Axelrod Simon, Shakhnovich Eugene, Gómez-Bombarelli Rafael
Department of Chemistry and Chemical Biology, Harvard University, Cambridge, Massachusetts02138, United States.
Department of Materials Science and Engineering, Massachusetts Institute of Technology, Cambridge, Massachusetts02139, United States.
ACS Cent Sci. 2023 Jan 25;9(2):166-176. doi: 10.1021/acscentsci.2c00897. eCollection 2023 Feb 22.
Molecular photoswitches are the foundation of light-activated drugs. A key photoswitch is azobenzene, which exhibits - isomerism in response to light. The thermal half-life of the isomer is of crucial importance, since it controls the duration of the light-induced biological effect. Here we introduce a computational tool for predicting the thermal half-lives of azobenzene derivatives. Our automated approach uses a fast and accurate machine learning potential trained on quantum chemistry data. Building on well-established earlier evidence, we argue that thermal isomerization proceeds through rotation mediated by intersystem crossing, and incorporate this mechanism into our automated workflow. We use our approach to predict the thermal half-lives of 19,000 azobenzene derivatives. We explore trends and trade-offs between barriers and absorption wavelengths, and open-source our data and software to accelerate research in photopharmacology.
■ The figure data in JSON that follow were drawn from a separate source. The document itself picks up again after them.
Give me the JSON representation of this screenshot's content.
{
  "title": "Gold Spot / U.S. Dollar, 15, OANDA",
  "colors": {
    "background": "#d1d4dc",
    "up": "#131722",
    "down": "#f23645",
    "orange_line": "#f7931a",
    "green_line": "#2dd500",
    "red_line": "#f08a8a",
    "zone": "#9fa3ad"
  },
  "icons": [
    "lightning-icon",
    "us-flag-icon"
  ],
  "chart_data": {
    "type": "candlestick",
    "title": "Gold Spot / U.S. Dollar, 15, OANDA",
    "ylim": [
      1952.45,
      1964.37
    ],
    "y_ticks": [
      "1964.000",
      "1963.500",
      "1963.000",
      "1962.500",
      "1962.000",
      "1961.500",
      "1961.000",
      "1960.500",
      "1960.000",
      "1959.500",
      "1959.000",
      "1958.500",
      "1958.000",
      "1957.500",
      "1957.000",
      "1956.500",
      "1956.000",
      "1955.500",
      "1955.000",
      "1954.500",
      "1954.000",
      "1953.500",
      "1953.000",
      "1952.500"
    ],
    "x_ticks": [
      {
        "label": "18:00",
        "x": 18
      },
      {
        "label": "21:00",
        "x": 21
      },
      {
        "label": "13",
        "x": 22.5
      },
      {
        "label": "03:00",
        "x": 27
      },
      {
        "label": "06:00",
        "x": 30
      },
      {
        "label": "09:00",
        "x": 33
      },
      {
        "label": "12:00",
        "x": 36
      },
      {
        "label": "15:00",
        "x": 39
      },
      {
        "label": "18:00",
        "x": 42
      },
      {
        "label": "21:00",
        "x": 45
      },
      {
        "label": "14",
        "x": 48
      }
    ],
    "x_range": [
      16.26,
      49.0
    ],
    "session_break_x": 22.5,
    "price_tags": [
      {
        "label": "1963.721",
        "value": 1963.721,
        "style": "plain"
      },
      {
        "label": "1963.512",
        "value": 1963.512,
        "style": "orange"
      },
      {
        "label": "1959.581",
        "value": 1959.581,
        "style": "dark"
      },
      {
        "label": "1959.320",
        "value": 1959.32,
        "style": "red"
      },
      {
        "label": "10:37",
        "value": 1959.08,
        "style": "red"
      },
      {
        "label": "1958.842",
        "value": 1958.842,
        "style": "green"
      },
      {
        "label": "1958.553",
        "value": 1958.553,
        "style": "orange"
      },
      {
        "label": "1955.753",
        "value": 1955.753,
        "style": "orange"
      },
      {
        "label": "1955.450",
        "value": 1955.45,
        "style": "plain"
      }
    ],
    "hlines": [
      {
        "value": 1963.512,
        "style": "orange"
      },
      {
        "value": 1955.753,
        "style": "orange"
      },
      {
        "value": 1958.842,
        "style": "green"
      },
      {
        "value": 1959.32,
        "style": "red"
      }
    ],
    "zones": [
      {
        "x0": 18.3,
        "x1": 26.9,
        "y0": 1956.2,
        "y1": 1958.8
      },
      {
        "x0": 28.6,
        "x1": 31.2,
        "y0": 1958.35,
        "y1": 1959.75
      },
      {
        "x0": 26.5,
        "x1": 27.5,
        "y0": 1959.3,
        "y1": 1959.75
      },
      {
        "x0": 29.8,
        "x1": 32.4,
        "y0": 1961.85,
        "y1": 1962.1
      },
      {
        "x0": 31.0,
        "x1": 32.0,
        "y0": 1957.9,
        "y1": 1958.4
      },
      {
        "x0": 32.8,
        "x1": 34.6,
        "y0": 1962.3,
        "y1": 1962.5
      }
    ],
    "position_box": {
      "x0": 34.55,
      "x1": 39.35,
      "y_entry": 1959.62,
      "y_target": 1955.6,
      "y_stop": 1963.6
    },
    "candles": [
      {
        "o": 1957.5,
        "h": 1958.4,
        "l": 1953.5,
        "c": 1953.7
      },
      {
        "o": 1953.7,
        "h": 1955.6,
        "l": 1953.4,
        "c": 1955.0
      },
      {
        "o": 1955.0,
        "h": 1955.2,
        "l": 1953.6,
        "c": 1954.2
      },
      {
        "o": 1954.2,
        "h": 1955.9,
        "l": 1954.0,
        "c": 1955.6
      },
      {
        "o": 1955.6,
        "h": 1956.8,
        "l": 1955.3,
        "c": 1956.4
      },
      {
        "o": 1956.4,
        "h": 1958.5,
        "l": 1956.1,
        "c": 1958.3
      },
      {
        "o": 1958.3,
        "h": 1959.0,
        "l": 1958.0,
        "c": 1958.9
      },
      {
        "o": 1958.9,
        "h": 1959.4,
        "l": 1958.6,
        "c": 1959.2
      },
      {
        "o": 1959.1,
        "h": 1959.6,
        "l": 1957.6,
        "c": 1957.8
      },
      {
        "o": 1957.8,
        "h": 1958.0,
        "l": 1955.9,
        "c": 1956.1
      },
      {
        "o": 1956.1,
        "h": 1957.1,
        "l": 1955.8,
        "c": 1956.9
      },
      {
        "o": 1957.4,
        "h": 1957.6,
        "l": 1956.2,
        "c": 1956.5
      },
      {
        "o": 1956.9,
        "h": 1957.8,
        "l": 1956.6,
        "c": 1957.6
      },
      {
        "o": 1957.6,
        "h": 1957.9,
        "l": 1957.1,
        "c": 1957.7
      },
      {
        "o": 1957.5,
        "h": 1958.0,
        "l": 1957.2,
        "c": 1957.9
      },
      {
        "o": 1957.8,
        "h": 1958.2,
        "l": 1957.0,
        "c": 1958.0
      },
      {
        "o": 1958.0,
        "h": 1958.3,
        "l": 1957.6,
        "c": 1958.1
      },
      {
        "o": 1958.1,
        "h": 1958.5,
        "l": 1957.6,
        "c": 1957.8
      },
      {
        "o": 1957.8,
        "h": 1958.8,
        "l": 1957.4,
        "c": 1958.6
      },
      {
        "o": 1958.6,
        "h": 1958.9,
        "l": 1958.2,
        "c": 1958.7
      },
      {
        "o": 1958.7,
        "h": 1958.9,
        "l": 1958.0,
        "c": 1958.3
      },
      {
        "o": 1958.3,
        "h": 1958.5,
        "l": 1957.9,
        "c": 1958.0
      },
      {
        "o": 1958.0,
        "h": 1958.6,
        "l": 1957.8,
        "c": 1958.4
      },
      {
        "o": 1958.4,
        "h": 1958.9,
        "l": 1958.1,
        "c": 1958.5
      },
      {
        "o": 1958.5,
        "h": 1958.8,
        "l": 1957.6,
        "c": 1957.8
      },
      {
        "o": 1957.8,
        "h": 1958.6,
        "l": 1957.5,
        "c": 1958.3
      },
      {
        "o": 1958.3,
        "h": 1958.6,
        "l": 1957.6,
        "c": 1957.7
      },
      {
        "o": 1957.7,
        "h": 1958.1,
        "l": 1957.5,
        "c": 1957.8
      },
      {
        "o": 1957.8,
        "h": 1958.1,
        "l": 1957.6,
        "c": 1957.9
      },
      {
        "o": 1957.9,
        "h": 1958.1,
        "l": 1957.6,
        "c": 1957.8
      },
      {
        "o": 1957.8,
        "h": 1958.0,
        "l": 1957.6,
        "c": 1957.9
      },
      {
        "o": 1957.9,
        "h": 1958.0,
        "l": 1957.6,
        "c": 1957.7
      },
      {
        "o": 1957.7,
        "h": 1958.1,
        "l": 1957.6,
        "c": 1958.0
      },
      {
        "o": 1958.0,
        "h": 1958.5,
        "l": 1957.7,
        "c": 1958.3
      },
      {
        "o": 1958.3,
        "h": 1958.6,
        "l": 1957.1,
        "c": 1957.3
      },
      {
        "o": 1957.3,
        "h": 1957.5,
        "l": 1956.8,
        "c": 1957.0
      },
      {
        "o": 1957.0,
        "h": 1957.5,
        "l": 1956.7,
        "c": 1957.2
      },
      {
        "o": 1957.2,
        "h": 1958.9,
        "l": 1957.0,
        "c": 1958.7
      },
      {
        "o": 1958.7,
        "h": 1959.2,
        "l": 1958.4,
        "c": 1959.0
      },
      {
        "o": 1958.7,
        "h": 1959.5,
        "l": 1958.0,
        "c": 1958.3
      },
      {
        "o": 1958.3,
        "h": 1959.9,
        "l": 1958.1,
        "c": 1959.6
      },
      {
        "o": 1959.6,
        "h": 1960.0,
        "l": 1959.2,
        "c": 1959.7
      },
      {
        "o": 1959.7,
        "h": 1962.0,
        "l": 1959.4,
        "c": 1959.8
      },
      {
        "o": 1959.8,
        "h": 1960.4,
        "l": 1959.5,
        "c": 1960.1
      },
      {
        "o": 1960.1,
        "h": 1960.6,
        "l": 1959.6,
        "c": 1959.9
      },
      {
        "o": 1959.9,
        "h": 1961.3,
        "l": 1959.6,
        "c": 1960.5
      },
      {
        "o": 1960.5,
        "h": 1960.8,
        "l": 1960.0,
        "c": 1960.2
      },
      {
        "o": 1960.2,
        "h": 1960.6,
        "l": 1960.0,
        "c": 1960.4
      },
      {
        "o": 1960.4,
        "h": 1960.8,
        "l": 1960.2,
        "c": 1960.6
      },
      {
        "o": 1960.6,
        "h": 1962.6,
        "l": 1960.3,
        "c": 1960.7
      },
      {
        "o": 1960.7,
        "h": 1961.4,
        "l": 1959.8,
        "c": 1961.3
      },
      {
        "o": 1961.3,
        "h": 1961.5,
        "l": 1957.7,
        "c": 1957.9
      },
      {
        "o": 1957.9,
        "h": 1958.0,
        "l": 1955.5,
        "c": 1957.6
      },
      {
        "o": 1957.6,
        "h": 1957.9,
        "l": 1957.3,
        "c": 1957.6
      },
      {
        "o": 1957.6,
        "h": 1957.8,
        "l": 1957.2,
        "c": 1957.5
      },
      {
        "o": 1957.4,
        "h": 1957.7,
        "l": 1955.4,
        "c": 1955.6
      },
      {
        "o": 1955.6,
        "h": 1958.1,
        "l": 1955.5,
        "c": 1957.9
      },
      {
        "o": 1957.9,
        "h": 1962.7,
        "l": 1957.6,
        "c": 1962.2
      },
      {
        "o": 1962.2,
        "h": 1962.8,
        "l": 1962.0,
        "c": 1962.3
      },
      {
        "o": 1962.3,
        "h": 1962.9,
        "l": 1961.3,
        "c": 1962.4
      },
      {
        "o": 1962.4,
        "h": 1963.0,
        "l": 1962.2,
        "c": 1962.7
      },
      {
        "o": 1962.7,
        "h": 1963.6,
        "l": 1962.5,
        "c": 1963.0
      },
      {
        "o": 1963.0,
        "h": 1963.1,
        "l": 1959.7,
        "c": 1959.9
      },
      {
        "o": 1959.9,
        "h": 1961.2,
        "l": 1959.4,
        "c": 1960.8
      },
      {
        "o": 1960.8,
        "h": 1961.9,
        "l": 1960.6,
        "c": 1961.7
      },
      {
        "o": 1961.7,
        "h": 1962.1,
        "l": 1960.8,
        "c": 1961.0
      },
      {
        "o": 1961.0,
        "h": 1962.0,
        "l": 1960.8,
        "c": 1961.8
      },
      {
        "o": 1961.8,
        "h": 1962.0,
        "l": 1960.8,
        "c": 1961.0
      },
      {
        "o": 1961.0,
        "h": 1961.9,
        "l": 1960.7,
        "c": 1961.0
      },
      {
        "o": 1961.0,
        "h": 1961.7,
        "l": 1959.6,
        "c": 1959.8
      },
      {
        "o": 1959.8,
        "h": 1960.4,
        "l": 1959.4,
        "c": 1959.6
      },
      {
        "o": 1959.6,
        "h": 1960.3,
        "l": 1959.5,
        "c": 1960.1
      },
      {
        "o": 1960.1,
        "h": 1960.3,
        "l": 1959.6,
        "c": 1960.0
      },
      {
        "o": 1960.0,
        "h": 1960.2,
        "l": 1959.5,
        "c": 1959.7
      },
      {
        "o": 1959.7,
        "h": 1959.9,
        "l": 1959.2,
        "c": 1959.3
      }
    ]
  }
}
分子光开关是光激活药物的基础。一种关键的光开关是偶氮苯,它会根据光的照射呈现顺反异构现象。反式异构体的热半衰期至关重要,因为它控制着光诱导生物效应的持续时间。在此,我们介绍一种用于预测偶氮苯衍生物热半衰期的计算工具。我们的自动化方法使用了基于量子化学数据训练的快速且准确的机器学习势函数。基于先前确凿的证据,我们认为热异构化是通过系间窜越介导的旋转过程进行的,并将这一机制纳入我们的自动化工作流程中。我们运用该方法预测了19000种偶氮苯衍生物的热半衰期。我们探究了能垒与吸收波长之间的趋势和权衡关系,并将我们的数据和软件开源,以加速光药理学的研究。